The story is the only important thing and must stand alone, but I wouldn't patronize, say, Hitler, if I knew he'd benefit from it. I'm always curious about the writers whose novels I read, and I would never dismiss an author who'd murdered someone without knowing and sympathizing with the particulars, because I know there are folks in the world who need to be murdered, but I also wouldn't help advance or sustain one's career by buying a book written by a cold-blooded killer. That said, further regarding the quality, I will read a whole but maybe boring story by and excellent writer before I'd get two pages through one by a terrible writer. I've done both.
I have never knowingly read a crime novel by a former criminal. (Is it possible to be a "former" criminal?) There have been many, many superrealistic novels that have been entirely satisfying in creating their world for me, the reader, even though the author had not lived the novel.
As for me: I write about 11th century Japan, apparently realistically enough for readers to write that they feel they are there. I also sometimes write violence. That I had to research, but it too convinced readers. It takes imagination, empathy, and research to create the world in a novel. It doesn't require that one live it.
Not familiar with any of those. Westlake rings a bell because his name i well known. Still, not my sort of thing. I read police procedurals, so tend to be on the opposing side. :)
Readers generally are not very familiar with the criminal life. All it takes is to make the stoy believable.
I love the Parker books. Right up my alley. But Donald Westlake most definitely did not have any kind of background in crime. And he did a pretty good job. I wonder if I would have been better off studying criminal justice instead of writing, myself. So I'd have a built-in platform. That platform didn't matter when Westlake started writing.
I hated Wambaugh. Actually all things are rarely ever the same. And it strikes me that a policeman/detective may get so caught up in the minutiae of his job that the story gets lost in the boring detail.

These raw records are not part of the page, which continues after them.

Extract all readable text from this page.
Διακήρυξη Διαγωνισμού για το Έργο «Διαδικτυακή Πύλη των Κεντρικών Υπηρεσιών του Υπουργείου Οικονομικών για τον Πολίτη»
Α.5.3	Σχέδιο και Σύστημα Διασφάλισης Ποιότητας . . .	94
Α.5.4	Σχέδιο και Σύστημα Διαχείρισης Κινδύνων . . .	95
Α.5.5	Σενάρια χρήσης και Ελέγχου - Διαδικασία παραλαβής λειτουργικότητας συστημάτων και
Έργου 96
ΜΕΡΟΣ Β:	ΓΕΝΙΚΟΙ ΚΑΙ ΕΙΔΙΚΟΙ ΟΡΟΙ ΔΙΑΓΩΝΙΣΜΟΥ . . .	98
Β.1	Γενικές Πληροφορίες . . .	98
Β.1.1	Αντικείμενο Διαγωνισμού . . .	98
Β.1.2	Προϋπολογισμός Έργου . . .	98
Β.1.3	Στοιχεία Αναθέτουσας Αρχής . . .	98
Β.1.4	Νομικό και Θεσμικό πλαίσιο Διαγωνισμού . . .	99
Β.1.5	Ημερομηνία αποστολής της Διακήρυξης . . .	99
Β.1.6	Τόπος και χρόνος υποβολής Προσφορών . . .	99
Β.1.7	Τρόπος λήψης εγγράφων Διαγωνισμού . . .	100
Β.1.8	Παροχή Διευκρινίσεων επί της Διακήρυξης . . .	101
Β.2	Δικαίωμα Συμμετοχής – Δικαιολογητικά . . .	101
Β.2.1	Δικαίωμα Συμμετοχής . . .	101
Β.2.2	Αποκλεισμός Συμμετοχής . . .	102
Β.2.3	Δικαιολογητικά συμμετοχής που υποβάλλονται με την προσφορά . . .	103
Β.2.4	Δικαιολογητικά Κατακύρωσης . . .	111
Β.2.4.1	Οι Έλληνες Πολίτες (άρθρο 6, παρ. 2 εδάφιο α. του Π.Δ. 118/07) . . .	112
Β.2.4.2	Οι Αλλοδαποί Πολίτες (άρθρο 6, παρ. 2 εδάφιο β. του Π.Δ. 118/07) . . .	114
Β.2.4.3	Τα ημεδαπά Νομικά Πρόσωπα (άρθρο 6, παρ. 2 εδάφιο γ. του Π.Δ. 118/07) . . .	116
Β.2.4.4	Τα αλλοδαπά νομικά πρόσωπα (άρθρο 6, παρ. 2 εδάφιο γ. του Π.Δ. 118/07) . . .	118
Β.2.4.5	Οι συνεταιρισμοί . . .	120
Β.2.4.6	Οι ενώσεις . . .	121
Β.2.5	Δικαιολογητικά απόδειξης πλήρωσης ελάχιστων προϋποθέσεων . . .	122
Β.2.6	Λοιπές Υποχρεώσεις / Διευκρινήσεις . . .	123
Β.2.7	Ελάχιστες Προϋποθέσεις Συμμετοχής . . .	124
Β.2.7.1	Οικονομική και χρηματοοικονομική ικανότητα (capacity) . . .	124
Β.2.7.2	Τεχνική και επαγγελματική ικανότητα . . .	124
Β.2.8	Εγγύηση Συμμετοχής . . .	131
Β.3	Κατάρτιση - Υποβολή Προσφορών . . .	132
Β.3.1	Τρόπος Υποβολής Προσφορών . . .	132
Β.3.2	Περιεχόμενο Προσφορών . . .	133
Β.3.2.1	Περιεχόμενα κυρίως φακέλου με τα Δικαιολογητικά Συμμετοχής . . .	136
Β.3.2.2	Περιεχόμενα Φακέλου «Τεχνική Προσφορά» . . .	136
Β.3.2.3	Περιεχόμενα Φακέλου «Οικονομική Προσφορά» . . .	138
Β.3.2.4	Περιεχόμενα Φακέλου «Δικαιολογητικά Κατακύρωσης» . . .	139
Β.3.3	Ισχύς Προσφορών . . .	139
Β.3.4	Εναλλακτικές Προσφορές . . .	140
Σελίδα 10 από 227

I have a friend, who's a cop, who won't write crime fiction because he says his job is boring. He's a detective, and does accident reconstruction, mostly. And actually, I just spent almost an hour talking to a Connecticut State Trooper who also says his job is boring and no one would want to read about it. I thought he was fascinating, myself. :-)
Most people think their jobs are boring; they have to do them every day. Show an interest and they'll talk your ear off about them.
Orwell said about Dali, "You can admire the art even if you think the artist is a disgusting human being." Applies to authors as well.
Tom, I agree. I just won't let them have any of my money, should they pass a certain threshold of disgustingness.